As public concerns about the various emissions and odors associated with pork production continue to mount and pork producers become increasingly committed to minimizing biosecurity breeches to protect herd health, composting has become a common method of mortality disposal.

In an effort to reinforce the basic principles and proper management of mortality composting, Karl VanDevender, Extension agricultural engineer and program leader of the livestock and poultry waste management program at the University of Arkansas, authored a recently updated Extension bulletin on the topic.

The purpose of composting is two-fold:
• To convert dead animal carcasses into a dark, humus-like material similar to potting soil, and
• To kill many disease-causing pathogens, which requires that temperatures above 131° F be maintained for at least three consecutive days.

The challenge with mortality composting, especially with larger animals, is the inability to maintain a uniform mixture of high-carbon bulking agent and carcass material. When placed in a bulking agent, the area around the carcass tends to be in high moisture, with low carbon-to-nitrogen (C:N) ratios and low-oxygen levels (Table 1).

“In essence, rather than a homogeneous mixture, mortality composting is the above-ground burial of mortality in a carbon material,” VanDevender explains. “As a result, adjustments need to be made for the mortality composting process to be successful.”

The most important adjustment is adding ample bulking material to absorb the water released as the carcass decomposes. Adding bulking agents accomplish three things:
1. Prevents seepage (leachate) from escaping the compost pile.
2. Serves as a biological air filter. The area near the carcass is generally anaerobic and generates objectionable odors. The bulking agent provides the biological activity necessary to “scrub” or convert the odorous gases, VanDevender says. A side benefit of effective odor control is it doesn’t attract flies and scavengers.
3. Provides insulation. Adequate bulking agent mass helps retain the heat generated by microorganisms. This is especially important in cold climates.

High-carbon alternatives for composting include: corn stover, sawdust, wood shavings/chips, hay, straw, chopped soybean stubble, rice hulls, peanut hulls, recycled paper/cardboard, yard waste/leaves, chicken and turkey litter, manure (horse, sheep, cattle, swine) and finished compost.

Mixing is Major

Another key component to successful mortality composting is “mixing” or “turning.” The goal is to mix the non-decomposed bulking materials at the edges of the pile with the lower C:N material near the carcasses. Normally, the small bones, soft tissue and objectionable odors are gone. Some larger bones, such as skulls and leg bones, may remain.

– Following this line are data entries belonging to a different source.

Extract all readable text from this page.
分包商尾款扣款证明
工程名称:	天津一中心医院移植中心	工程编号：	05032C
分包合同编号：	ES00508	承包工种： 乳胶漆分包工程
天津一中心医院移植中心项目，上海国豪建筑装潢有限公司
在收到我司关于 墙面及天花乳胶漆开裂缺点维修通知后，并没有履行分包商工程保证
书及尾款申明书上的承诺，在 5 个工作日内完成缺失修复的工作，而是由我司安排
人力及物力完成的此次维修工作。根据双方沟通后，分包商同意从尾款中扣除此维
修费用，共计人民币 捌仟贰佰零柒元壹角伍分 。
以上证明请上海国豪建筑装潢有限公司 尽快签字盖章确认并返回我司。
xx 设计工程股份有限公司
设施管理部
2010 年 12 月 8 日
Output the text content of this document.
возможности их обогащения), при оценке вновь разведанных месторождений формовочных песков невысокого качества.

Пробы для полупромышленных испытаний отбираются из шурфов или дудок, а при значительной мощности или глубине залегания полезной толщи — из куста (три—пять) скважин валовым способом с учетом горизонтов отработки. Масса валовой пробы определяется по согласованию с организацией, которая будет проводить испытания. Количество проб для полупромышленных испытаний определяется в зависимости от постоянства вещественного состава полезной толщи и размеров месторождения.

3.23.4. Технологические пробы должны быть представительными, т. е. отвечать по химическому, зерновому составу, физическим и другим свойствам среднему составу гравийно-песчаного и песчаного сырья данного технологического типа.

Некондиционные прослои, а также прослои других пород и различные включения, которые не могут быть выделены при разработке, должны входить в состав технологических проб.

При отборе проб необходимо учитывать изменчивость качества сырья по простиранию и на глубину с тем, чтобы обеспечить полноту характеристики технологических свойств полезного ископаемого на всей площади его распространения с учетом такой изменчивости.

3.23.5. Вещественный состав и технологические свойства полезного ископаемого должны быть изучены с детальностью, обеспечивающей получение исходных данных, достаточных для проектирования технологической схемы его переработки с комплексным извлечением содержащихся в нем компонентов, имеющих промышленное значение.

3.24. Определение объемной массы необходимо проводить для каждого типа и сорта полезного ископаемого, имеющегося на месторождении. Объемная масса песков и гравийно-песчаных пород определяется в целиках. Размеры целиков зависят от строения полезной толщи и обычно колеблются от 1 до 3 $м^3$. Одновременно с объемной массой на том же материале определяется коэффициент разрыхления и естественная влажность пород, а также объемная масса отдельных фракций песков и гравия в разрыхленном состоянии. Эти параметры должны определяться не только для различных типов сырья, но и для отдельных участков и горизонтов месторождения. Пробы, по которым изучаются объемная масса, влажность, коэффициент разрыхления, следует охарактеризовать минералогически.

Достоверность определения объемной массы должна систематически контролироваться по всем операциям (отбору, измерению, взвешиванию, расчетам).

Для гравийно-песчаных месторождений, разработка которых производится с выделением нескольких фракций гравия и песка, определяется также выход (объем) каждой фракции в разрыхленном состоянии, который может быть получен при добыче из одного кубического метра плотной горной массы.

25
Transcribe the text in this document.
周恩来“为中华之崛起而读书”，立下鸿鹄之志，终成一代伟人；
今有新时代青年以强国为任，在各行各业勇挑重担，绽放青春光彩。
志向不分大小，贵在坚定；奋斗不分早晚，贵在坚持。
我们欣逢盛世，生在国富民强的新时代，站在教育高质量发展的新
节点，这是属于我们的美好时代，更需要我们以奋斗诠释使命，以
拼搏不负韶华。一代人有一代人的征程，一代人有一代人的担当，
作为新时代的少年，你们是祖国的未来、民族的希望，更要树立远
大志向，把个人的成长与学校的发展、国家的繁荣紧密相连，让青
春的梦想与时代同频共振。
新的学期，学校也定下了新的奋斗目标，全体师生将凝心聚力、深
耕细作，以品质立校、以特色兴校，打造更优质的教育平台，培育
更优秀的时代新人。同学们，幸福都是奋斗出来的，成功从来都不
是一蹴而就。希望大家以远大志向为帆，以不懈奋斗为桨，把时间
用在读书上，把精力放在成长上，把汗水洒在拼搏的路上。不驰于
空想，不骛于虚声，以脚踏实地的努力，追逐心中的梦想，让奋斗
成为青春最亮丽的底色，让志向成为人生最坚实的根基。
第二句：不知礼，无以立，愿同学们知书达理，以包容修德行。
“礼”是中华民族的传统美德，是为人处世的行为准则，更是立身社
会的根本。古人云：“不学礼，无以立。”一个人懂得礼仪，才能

Turning adds oxygen, increases the C:N ratio and provides an opportunity to add water, as needed, for the second composting cycle to begin. At the end of the second cycle, there should be no soft tissue remaining, and bones should be brittle. If bones are not easily broken, they should be added to the new composting cycle when the next mortality is added.

Composting Management

There are two main components to mortality management — building the primary pile and managing the piles.

Figure 1 shows the six steps to building a primary compost pile. Begin by ensuring the base layer of bulking agent is deep enough (1 ft. minimum) to absorb excess water and filter odor. Material between mortality layers should be at least 6 in. thick. The top cover should be at least 1 ft. thick in bins or 2 ft. thick in static piles or windrows.

Depth of bulking agent will depend on the type of material and whether the pile is covered or not. Larger animals require more bulking agent due to higher volumes of liquid in the carcass. When in doubt, it is always better to add too much agent than to not have enough, VanDevender says.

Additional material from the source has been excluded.